Dengan pengaturan metode omnibus tersebut, UU (termasuk perbaikan UU Cipta Kerja melalui Perppu Cipta Kerja) yang menggunakan metode omnibus telah sesuai dengan ketentuan pembentukan UU yang pasti, baku, dan standar (pemenuhan aspek formil). Pengaturan metode omnibus dalam UU Nomor 13 Tahun 2022 tentang Perubahan Kedua Atas Undang-Undang Nomor 12 Tahun 2011 tentang Pembentukan Peraturan Perundang-undangan telah dikuatkan dalam Putusan MK Nomor 69/PUU-XX/2022 dan Putusan MK Nomor Nomor 82/PUU-XX/2022.

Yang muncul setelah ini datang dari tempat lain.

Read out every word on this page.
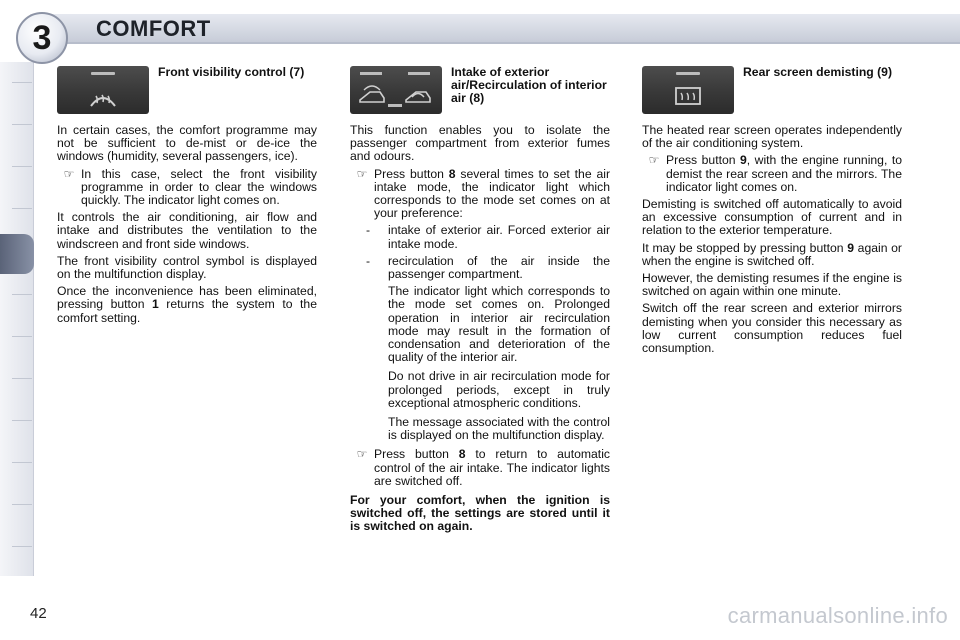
3 COMFORT
Front visibility control (7)

In certain cases, the comfort programme may not be sufficient to de-mist or de-ice the windows (humidity, several passengers, ice).

☞ In this case, select the front visibility programme in order to clear the windows quickly. The indicator light comes on.

It controls the air conditioning, air flow and intake and distributes the ventilation to the windscreen and front side windows.

The front visibility control symbol is displayed on the multifunction display.

Once the inconvenience has been eliminated, pressing button 1 returns the system to the comfort setting.

Intake of exterior air/Recirculation of interior air (8)

This function enables you to isolate the passenger compartment from exterior fumes and odours.

☞ Press button 8 several times to set the air intake mode, the indicator light which corresponds to the mode set comes on at your preference:
-	intake of exterior air. Forced exterior air intake mode.
-	recirculation of the air inside the passenger compartment.
The indicator light which corresponds to the mode set comes on. Prolonged operation in interior air recirculation mode may result in the formation of condensation and deterioration of the quality of the interior air.
Do not drive in air recirculation mode for prolonged periods, except in truly exceptional atmospheric conditions.
The message associated with the control is displayed on the multifunction display.
☞ Press button 8 to return to automatic control of the air intake. The indicator lights are switched off.

For your comfort, when the ignition is switched off, the settings are stored until it is switched on again.

Rear screen demisting (9)

The heated rear screen operates independently of the air conditioning system.

☞ Press button 9, with the engine running, to demist the rear screen and the mirrors. The indicator light comes on.

Demisting is switched off automatically to avoid an excessive consumption of current and in relation to the exterior temperature.

It may be stopped by pressing button 9 again or when the engine is switched off.

However, the demisting resumes if the engine is switched on again within one minute.

Switch off the rear screen and exterior mirrors demisting when you consider this necessary as low current consumption reduces fuel consumption.

42	carmanualsonline.info
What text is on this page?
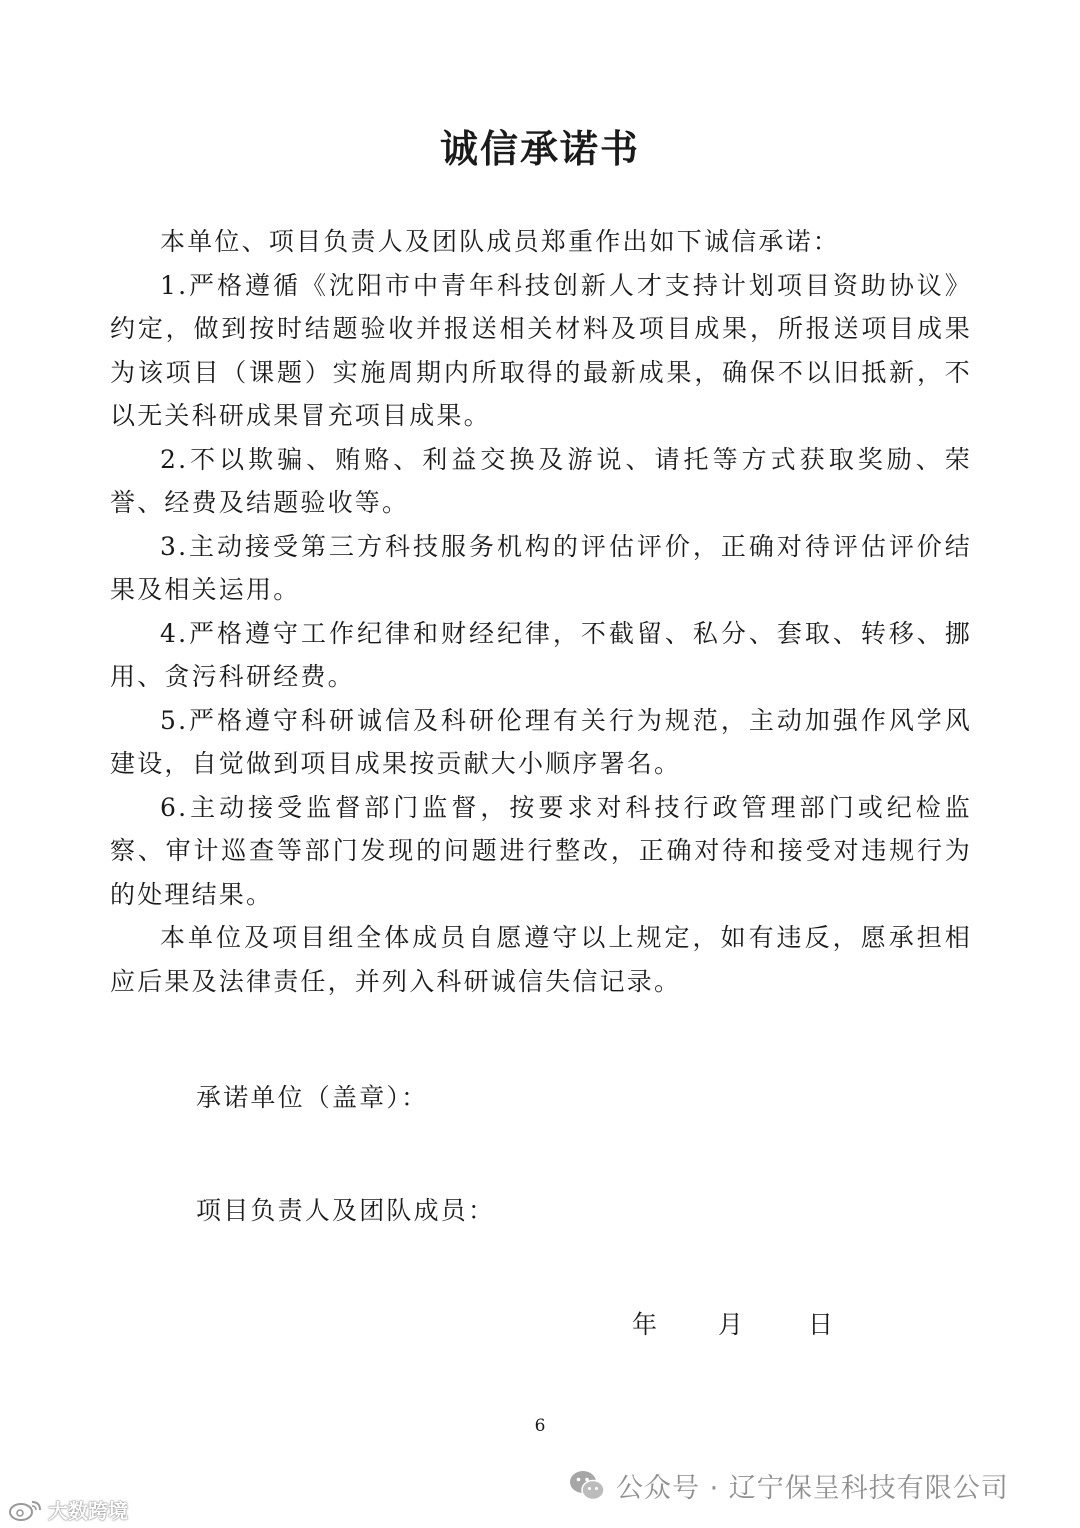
诚信承诺书

本单位、项目负责人及团队成员郑重作出如下诚信承诺：

1.严格遵循《沈阳市中青年科技创新人才支持计划项目资助协议》约定，做到按时结题验收并报送相关材料及项目成果，所报送项目成果为该项目（课题）实施周期内所取得的最新成果，确保不以旧抵新，不以无关科研成果冒充项目成果。

2.不以欺骗、贿赂、利益交换及游说、请托等方式获取奖励、荣誉、经费及结题验收等。

3.主动接受第三方科技服务机构的评估评价，正确对待评估评价结果及相关运用。

4.严格遵守工作纪律和财经纪律，不截留、私分、套取、转移、挪用、贪污科研经费。

5.严格遵守科研诚信及科研伦理有关行为规范，主动加强作风学风建设，自觉做到项目成果按贡献大小顺序署名。

6.主动接受监督部门监督，按要求对科技行政管理部门或纪检监察、审计巡查等部门发现的问题进行整改，正确对待和接受对违规行为的处理结果。

本单位及项目组全体成员自愿遵守以上规定，如有违反，愿承担相应后果及法律责任，并列入科研诚信失信记录。

承诺单位（盖章）：
项目负责人及团队成员：
年 月	日
6
公众号 · 辽宁保呈科技有限公司
大数跨境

Kemudian, Elen juga memaparkan tentang partisipasi bermakna publik dalam penyusunan Perppu Cipta Kerja. Dia juga menyampaikan terbagi dua isu yang menonjol dalam UU Cipta Kerja sehubungan partisipasi publik bermakna yaitu ketenagakerjaan dan non-ketenagakerjaan. “Pada isu ketenagakerjaan mengenai upah, alih daya dan pemutusan hubungan kerja. Sedangkan non-ketenagakerjaan yaitu perizinan usaha OSS, UMKM, halal, tata ruang dan kehutanan,” jelas Elen dalam paparannya, Jumat (27/1).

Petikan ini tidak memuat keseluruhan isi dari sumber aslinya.